Mahindra Group is a $16.9 billion global corporation employing more than 200,000 people across the globe. The Group’s flagship company, Mahindra & Mahindra, is a leader in the tractor and utility vehicles space.
Mahindra Research Valley is a design and R&D facility spread over 125 acres in Mahindra World City, Chennai and was created at an investment of over Rs. 650 crore. Home to over 1500 employees, it has experts who are leading various technology and product development projects. It is the most modern automobile and tractor R&D facility in India.
An important aspect of customer impression for a manual transmission vehicle is the gear shift. The gear shift is the interface between driver and vehicle transmission.1 Therefore this frequently used mechanism can influence the driver’s impression of the vehicle. The required attributes of a gear shift are: smooth, noiseless and vibration-less. The quality of the gearshift can be improved by optimizing the operating force path.
The conventional way of optimizing operating force was non optimal and time consuming as there was no visual feedback and recreation of geometry in spreadsheet was needed for every change in parameter. The design team at Mahindra was looking for ways to improve this process to cut the amount time and effort spend on this simple and repetitive task.
Design team has developed a mechanism where a shift rail geometry decides the manual force required for gear change. The ramp profile geometry has to be synthesized for the required shift force. The ramp profile geometry is governed by dimensional parameters such as the angle of accent, angle of decent, etc. Challenge was to derive an optimum ramp profile with pre-defined shift force and engagement torque. Design team needs to carry out what if analysis of the ramp profile geometry with the given parameters on a regular basis for every new design.
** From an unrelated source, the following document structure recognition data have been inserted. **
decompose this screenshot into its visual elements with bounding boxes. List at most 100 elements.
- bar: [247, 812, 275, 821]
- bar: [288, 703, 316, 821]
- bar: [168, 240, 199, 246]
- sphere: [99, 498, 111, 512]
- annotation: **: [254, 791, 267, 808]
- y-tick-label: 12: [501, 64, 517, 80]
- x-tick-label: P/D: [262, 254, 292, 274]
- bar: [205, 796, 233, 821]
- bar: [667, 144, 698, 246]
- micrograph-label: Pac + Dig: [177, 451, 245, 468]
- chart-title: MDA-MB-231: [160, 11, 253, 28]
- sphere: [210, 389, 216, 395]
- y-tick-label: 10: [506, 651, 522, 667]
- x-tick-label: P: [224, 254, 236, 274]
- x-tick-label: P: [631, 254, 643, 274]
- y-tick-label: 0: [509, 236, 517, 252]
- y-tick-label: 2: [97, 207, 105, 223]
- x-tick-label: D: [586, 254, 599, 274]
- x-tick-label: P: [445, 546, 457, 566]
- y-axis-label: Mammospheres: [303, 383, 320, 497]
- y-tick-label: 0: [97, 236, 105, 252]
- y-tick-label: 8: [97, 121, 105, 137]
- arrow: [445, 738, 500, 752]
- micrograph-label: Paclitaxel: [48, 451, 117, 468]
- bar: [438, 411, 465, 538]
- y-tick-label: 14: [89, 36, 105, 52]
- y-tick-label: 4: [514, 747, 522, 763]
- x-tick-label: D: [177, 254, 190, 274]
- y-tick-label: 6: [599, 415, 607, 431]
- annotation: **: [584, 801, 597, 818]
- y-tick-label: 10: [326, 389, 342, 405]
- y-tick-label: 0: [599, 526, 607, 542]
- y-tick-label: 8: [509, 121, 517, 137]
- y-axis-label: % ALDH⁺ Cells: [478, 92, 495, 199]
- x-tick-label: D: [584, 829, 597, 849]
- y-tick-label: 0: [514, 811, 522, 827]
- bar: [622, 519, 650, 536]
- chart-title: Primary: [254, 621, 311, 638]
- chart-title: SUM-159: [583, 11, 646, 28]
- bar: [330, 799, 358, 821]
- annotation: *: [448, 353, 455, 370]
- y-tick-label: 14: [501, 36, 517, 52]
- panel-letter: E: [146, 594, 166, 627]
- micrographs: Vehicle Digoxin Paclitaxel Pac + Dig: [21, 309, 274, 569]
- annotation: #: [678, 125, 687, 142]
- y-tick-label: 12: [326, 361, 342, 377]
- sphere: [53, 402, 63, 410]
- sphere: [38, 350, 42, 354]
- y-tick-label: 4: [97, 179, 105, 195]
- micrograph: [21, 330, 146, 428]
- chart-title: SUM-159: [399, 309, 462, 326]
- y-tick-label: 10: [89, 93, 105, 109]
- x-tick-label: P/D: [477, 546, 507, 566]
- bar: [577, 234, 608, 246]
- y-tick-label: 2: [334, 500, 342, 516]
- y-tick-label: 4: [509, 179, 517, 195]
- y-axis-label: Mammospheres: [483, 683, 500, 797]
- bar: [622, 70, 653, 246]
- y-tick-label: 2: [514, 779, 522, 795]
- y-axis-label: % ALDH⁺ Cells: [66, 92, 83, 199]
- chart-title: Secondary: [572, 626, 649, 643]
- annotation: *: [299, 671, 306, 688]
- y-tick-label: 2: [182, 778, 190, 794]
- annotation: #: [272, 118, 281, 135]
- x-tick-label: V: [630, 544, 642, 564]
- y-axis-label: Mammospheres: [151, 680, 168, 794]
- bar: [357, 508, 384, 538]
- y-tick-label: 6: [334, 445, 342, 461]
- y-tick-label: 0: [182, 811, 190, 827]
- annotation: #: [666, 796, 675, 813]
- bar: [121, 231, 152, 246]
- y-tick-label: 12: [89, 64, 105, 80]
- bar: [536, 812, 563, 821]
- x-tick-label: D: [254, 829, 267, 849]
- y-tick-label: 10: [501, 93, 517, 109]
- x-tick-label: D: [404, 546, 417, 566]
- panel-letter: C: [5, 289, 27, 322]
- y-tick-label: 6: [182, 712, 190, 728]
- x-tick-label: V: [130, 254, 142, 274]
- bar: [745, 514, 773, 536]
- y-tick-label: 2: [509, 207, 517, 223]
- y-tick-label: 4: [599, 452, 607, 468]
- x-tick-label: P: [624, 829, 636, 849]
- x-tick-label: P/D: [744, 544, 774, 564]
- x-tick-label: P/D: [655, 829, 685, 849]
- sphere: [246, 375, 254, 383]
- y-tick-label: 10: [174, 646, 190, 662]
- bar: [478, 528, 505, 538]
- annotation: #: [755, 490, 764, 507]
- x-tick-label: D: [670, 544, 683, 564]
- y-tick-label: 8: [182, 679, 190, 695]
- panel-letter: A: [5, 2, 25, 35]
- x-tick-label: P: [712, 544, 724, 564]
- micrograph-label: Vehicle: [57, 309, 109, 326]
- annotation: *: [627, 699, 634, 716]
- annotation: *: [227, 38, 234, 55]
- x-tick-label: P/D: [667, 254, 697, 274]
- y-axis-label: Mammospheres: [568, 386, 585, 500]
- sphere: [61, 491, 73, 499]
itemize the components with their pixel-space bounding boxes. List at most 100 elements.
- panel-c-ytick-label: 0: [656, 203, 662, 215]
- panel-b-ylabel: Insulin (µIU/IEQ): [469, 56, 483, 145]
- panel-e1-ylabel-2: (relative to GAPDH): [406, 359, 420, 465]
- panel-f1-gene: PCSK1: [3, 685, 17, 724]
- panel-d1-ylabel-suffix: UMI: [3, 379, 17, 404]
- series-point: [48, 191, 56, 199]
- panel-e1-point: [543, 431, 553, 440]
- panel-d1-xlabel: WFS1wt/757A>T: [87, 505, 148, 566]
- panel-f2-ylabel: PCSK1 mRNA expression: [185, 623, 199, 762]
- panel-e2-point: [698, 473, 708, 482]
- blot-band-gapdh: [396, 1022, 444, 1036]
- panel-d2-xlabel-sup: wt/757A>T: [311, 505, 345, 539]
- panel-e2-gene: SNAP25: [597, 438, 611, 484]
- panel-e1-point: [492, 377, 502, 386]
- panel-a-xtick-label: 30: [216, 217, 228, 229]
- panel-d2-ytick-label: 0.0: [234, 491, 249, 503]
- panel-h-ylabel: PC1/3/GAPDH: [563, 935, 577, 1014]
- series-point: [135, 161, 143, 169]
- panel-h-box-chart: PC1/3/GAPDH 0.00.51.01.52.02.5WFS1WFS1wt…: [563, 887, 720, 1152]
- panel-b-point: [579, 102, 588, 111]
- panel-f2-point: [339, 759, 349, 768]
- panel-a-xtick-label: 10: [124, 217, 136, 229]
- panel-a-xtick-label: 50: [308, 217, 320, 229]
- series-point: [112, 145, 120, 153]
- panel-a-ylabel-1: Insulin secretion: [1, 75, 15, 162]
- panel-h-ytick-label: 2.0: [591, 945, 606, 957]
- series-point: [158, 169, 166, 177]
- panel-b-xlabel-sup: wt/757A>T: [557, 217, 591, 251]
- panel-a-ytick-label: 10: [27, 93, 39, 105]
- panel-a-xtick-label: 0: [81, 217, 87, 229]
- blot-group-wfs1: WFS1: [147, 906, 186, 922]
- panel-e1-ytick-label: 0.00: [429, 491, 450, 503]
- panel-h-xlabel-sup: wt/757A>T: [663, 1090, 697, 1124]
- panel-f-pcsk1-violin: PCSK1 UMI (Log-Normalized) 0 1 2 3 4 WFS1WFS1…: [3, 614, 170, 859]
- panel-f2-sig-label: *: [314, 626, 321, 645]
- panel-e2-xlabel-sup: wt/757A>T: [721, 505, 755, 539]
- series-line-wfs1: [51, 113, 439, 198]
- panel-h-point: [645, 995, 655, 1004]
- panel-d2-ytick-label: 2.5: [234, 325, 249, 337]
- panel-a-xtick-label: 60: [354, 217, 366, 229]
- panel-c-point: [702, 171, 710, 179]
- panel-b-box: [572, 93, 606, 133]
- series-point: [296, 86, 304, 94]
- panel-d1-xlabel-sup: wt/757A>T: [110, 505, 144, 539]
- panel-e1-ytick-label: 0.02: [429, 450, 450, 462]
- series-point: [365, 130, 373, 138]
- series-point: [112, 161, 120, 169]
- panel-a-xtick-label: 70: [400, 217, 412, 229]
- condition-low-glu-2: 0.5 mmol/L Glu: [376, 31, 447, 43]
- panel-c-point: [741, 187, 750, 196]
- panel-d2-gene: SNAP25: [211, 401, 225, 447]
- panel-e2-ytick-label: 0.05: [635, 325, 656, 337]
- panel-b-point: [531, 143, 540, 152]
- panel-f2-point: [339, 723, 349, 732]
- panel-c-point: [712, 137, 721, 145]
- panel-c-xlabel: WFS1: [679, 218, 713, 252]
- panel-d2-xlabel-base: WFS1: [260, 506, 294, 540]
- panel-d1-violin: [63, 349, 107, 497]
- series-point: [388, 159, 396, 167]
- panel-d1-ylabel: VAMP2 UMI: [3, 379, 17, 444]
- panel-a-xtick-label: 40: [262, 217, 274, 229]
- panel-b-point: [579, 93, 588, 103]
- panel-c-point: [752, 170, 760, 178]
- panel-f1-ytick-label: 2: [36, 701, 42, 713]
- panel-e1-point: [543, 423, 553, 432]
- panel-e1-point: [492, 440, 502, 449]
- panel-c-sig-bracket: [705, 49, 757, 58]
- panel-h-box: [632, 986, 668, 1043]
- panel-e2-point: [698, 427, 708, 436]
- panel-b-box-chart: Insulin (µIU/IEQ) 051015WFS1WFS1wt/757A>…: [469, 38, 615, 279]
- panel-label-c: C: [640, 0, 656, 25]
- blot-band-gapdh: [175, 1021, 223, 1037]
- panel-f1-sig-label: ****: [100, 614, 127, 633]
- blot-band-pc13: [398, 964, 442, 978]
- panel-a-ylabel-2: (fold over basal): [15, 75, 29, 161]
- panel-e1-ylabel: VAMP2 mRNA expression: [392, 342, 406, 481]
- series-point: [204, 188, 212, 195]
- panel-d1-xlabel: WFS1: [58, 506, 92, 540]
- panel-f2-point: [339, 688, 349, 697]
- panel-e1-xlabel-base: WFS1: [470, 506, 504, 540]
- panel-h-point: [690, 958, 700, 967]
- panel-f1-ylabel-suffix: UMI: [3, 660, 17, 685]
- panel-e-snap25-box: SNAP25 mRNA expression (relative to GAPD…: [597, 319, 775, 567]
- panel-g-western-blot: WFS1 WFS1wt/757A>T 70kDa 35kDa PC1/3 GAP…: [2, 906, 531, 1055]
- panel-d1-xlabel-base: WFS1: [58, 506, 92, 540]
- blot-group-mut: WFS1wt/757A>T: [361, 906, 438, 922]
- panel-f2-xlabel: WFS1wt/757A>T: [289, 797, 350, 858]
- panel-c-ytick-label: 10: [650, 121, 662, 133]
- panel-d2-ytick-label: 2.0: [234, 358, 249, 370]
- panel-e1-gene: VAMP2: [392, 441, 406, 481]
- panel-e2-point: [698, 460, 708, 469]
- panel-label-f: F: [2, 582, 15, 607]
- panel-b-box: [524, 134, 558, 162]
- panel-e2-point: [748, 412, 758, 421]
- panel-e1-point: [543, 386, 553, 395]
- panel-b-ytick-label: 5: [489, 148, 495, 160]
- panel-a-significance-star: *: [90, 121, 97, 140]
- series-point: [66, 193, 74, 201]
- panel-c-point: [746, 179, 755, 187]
Design Team recreates the geometry in spreadsheet by finding the co-ordinates. As excel does not allow any geometric constraint, they had the challenge of finding the fillet radius for the shift rail and maintaining the tangency. For each change of parameter, they had to recreate the whole geometry again in Excel. Some of the screen shot of the existing conventional method are as follows
In CEAD all the necessary requirement were provided as geometric, dimensional and equation constraint. Basic geometry with a variable for each dimension was drawn. In the below screenshot, roller is in green, profile geometry is coloured brown. Green point at the bottom is the axis about which the profile rotates.
Ramp profile was divided into three parts i.e., Accent, Arc and Decent of roller. Forces on the ramp and roller have been provided using vectors. Relations between the ‘torque – force’ and ‘friction force – normal force’ has been established using equations. Horizontal force on roller from the slider has been calculated graphically using the force polygon.
As per Constraint Driven Engineering Design Synthesis Methodology,
These boundary conditions have been first established. Then they have optimized the torque to the given value, during the process they synthesized the geometry.
By using CEAD, they saved a lot of time, such that introducing a small change (say fillet radius) and running the simulation, it automatically gets the ramp force values in excel, no need to start from the beginning as in conventional method. Exporting defined desired parameters to excel becomes easier.
Mr. Ganesh Adiga, Design Head – Automotive Transmission of Mahindra & Mahindra says –
“We have been looking for a replacement to Excel as it is not the best tool for engineering design. The conventional approach was non optimal. By using CEAD we were able to synthesize the geometry by utilizing various features of CEAD like geometric constraints, vectors, simulation and optimization. Geometric visualization of design is one among the various advantages of CEAD over Excel.”
Mahindra Design Team has been able to save considerable amount of time by using CEAD. CEAD also helps visualize the geometry which was a constraint in spreadsheet. Using CEAD to setup initial ramp profile geometry along with the forces, necessary relations and desired parameters reduced the time by 30% of that of the conventional approach. After setting up of the problem, we can directly change the parameters for what if analysis and need not recreate the whole geometry as in the conventional method. Thereby the created CEAD file can be used as a template for future design and hence substantial amount of time can be reduced on future designs. Design team has easily adapted to CEAD.
1: Kunal, R., Adiga, G., Gill, S., and Sharma, M., “Simulation of Gear Shift Force Curve and Shift Rail Ramp Profile,” SAE Technical Paper 2010-01-0896, 2010, doi:10.4271/2010-01-0896.